Saturday, August 6, 2022

Royal Albert Hall, London

Daphnis et Chloé without a chorus, seemingly. Rhapsody in Blue without swing (so that it didn’t mean a thing). Danny Elfman steals the show.

Although Ravel allowed for no vocalise being available in Daphnis (he distributed the wordless element into the orchestra for such occasions), its exclusion does remove a significant aspect from the complete score. But we did get an unadvertised choir (members of the NYO not required to play at such moments, although this meant some singing couldn’t happen) as part of an impressive performance, slow-burn from Andrew Gourlay, well-detailed, too, considering this was an ensemble of one-hundred-and-fifty personnel, if more scenic than Ravel’s “choreographic symphony” might dictate. Notable solo contributions, such as horn in the stratosphere, or an exquisite flute in the ‘Pantomime’ section. The pirates were a little subdued, however, although ‘Dawn’ was voluptuous, and the final ‘general dance’, albeit sans choeur, issued an invitation to party.

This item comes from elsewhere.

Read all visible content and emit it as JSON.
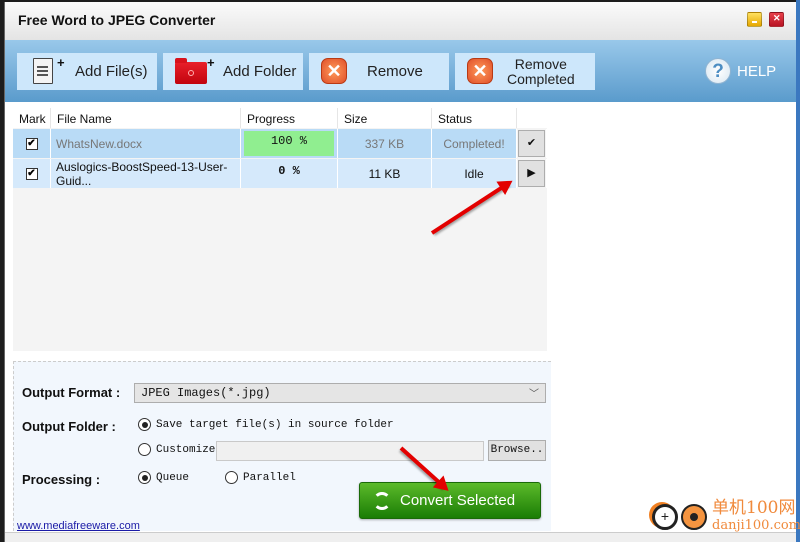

George Gershwin’s Rhapsody in Blue (using one of Ferde Grofé’s symphony scorings; he also did band-leader Paul Whiteman’s arrangements when the composer was the soloist to launch the work in 1924, and another jazz version two years later) didn’t quite come off, not so much stiff as overthought, zestier from the NYO (including a confident and sassy opening clarinet solo) than from Simone Dinnerstein (who rather deliberated); this is one of those pieces that needs to appear improvised, of the moment, rather than studied and leaden. There was an encore, something based on Gershwin’s ‘The Man I Love’ (for piano and NYO, the arranger’s name missed), yet so contrived and multi-layered as to lose sight of its song inspiration.

To open, the London premiere of Danny Elfman’s twenty-minute Wunderkammer, colourful and suggestive, proved enjoyable in a filmic sort of way (not surprising from the composer for Batman, Edward Scissorhands, and other cinematic hits, as well as The Simpsons on TV), a concert score that is descriptive of whatever comes to mind and is strong enough to be appreciated as music for music’s sake – and also including a vocal element – full of virtuoso writing, played brilliantly, with a reflective, rather sad middle section before the carnival of the conclusion, with again lots of activity, variegation, and plenty of technical challenges, which were met head-on and victory seized.